Un engagement fort contre la précarité

Dans son premier discours depuis l'investiture, le nouveau Premier ministre a placé la crise du coût de la vie au cœur de feuille de route. Il a promis une action immédiate, avec une mesure particulièrement emblématique : mettre fin au sans-abrisme de manière ordonnée et immédiate. « Je sais quoi faire », a-t-il déclaré, affichant une détermination qui tranche avec la prudence souvent de mise à ce stade. Cette promesse, très visible dans l'espace public, constitue un test grandeur nature de sa capacité à faire aboutir des réformes dans des domaines où l'État bute depuis des décennies.

Un nouveau modèle économique pour la stabilité

Burnham a également esquissé les contours d'un « nouveau modèle économique » destiné à apporter de la stabilité après des années de turbulences. Il s'agit de rompre avec les approches précédentes en misant sur une croissance redistributive et un renforcement de l'État social. Ce virage s'appuie sur la connaissance intime qu'il a des rouages de l'administration : il a été chef-secrétaire du Trésor, secrétaire à la Santé (responsable du NHS), et a dirigé la région du Grand Manchester. Les observateurs soulignent qu'aucun Premier ministre entrant depuis des décennies n'arrivait avec une telle expérience des ministères régaliens et de la gestion locale.

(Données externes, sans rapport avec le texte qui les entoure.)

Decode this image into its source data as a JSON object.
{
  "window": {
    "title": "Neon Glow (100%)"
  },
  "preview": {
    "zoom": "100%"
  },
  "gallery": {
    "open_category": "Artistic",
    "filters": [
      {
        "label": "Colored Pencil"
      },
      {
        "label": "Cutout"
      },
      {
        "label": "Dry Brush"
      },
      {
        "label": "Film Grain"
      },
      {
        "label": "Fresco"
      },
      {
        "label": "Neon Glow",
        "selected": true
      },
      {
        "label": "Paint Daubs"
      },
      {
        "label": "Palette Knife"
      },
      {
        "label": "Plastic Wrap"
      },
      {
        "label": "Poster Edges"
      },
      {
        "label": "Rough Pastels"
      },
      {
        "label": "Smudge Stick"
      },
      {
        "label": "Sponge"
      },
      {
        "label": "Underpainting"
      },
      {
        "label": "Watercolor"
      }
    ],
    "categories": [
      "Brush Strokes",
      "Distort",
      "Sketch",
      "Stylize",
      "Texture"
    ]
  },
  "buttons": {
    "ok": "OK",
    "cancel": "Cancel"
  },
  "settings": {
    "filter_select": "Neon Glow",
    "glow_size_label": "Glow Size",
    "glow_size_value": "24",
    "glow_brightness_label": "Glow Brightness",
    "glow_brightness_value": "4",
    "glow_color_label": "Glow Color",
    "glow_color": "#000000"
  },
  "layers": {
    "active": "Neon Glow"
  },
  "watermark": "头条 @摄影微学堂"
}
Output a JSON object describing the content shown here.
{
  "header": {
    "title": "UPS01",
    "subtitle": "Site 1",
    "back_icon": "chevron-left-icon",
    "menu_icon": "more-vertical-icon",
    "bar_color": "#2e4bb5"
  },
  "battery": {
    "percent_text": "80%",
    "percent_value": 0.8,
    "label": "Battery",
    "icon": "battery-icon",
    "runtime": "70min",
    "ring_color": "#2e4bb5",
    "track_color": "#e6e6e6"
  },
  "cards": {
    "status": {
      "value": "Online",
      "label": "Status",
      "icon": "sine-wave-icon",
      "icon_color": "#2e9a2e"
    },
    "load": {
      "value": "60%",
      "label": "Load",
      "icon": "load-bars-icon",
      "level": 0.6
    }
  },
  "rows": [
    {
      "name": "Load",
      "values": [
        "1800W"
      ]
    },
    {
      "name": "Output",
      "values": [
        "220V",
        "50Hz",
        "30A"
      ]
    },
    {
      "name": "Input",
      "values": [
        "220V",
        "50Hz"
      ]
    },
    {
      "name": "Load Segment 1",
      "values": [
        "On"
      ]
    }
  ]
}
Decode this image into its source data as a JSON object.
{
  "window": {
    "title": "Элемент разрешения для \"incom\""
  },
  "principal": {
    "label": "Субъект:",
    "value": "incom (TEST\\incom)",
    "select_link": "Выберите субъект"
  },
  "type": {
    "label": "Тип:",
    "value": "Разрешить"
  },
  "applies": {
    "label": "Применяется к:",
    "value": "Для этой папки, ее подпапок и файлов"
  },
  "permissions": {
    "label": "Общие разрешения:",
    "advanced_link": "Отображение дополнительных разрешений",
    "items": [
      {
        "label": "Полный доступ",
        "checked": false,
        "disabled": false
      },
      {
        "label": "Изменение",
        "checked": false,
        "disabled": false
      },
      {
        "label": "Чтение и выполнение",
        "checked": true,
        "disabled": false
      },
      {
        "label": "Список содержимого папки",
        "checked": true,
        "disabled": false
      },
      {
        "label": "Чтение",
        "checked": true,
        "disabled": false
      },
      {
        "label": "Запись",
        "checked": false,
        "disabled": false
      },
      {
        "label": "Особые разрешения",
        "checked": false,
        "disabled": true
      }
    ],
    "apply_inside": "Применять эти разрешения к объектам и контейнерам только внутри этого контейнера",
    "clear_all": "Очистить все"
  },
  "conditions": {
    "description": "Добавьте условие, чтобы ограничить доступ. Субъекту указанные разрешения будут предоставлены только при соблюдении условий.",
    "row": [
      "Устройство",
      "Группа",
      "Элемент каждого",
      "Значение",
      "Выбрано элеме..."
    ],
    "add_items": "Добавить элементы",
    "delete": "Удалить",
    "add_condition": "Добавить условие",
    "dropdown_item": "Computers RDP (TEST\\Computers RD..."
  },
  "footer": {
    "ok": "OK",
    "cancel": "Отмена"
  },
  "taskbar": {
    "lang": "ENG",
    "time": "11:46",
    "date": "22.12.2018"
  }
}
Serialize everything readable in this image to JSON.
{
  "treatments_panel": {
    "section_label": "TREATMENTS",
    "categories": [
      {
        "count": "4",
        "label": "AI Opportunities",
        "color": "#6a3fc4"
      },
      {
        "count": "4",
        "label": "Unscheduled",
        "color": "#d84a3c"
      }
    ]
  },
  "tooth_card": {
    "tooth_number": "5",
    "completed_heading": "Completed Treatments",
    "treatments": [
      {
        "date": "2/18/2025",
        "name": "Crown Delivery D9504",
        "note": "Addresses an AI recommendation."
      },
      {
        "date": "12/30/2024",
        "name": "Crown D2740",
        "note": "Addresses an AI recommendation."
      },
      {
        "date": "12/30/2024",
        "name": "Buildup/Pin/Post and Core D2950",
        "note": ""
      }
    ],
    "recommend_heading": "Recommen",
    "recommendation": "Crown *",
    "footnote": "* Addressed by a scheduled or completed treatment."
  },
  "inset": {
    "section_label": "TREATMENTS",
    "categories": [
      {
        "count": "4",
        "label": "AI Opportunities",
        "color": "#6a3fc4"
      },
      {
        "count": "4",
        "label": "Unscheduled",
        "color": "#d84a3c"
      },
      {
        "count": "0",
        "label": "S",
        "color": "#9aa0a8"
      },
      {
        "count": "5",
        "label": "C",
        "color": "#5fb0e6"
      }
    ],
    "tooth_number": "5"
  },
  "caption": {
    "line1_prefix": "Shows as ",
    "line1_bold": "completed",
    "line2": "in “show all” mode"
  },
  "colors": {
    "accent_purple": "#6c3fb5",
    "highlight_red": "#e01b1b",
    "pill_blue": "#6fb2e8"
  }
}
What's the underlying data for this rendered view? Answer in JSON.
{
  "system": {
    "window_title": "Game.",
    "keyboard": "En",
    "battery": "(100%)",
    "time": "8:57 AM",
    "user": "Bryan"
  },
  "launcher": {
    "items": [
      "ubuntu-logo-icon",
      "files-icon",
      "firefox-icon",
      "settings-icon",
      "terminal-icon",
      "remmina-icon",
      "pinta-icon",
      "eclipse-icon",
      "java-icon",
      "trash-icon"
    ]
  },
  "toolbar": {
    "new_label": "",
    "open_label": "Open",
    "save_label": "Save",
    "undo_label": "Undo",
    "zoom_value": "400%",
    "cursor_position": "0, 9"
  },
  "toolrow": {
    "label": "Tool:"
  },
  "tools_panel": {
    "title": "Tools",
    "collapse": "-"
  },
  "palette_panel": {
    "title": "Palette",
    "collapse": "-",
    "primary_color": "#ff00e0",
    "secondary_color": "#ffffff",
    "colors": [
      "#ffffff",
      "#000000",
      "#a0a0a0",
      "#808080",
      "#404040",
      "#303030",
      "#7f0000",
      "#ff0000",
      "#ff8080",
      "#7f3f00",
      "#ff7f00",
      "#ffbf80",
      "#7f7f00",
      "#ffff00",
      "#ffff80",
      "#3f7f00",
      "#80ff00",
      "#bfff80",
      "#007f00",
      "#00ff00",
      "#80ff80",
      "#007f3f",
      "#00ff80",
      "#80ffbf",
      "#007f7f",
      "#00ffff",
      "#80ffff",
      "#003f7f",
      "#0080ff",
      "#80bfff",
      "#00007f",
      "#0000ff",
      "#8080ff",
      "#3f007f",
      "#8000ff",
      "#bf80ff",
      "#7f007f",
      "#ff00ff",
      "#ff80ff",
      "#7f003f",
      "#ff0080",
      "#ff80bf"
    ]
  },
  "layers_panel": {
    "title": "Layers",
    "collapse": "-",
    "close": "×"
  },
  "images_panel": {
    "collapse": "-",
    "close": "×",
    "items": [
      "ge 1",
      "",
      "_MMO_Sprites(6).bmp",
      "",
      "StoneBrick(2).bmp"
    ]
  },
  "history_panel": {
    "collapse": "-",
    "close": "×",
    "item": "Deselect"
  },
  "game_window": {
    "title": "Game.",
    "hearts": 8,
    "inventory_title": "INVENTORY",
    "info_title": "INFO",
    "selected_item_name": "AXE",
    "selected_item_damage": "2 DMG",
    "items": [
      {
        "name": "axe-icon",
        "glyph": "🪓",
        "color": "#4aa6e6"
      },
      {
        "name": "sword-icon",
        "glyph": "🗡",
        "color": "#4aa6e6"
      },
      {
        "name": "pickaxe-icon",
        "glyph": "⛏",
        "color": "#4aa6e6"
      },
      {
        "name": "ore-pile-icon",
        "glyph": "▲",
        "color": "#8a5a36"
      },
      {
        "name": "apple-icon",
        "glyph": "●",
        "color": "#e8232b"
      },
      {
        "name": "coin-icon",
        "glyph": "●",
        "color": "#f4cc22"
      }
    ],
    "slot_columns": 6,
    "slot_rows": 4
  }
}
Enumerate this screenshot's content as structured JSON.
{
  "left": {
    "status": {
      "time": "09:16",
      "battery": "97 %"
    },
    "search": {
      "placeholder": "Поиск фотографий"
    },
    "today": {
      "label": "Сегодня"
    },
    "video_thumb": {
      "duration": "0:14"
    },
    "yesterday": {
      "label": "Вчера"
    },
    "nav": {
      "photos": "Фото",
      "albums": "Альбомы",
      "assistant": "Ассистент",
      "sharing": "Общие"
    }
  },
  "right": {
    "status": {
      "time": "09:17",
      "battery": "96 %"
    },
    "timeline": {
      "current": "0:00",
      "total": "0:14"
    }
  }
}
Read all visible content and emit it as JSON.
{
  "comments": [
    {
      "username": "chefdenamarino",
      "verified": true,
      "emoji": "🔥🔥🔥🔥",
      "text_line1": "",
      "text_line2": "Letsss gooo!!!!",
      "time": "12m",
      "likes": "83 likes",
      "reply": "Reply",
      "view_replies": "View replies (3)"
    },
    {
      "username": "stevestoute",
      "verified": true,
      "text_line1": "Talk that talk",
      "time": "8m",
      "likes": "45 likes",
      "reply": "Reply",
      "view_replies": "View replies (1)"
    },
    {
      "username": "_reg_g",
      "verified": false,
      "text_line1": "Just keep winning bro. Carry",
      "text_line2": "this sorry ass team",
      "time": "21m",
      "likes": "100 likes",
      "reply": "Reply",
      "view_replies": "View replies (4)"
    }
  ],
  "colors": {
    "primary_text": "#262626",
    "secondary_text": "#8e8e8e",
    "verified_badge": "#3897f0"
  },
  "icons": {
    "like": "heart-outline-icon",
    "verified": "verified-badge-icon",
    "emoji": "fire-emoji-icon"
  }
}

L'équipe économique en place

Avec John Healey au Trésor, Burnham s'assure un fidèle rompu aux dossiers budgétaires et sécuritaires. Le nouveau chancelier devra conjuguer des promesses de dépenses sociales ambitieuses avec une discipline fiscale crédible, alors que la dette publique reste élevée et que les marchés financiers surveillent de près la trajectoire du Royaume-Uni. Le duo exécutif devra également gérer les attentes des partenaires dévolutionnés – Écosse, pays de Galles, Irlande du Nord – qui ont déjà exprimé des doutes sur la sincérité des promesses de transfert de pouvoirs de Londres.

Un calendrier serré

Le Premier ministre a promis des résultats rapides. La lutte contre le sans-abrisme, qui nécessite une coordination avec les collectivités locales et les associations, servira de premier indicateur de son efficacité. Parallèlement, des mesures pour soulager le pouvoir d'achat des ménages sont attendues, même si leurs contours précis n'ont pas encore été détaillés. Burnham a toutefois déjà abandonné le projet d'identité numérique pour se concentrer sur les priorités sociales, signe d'un recentrage assumé.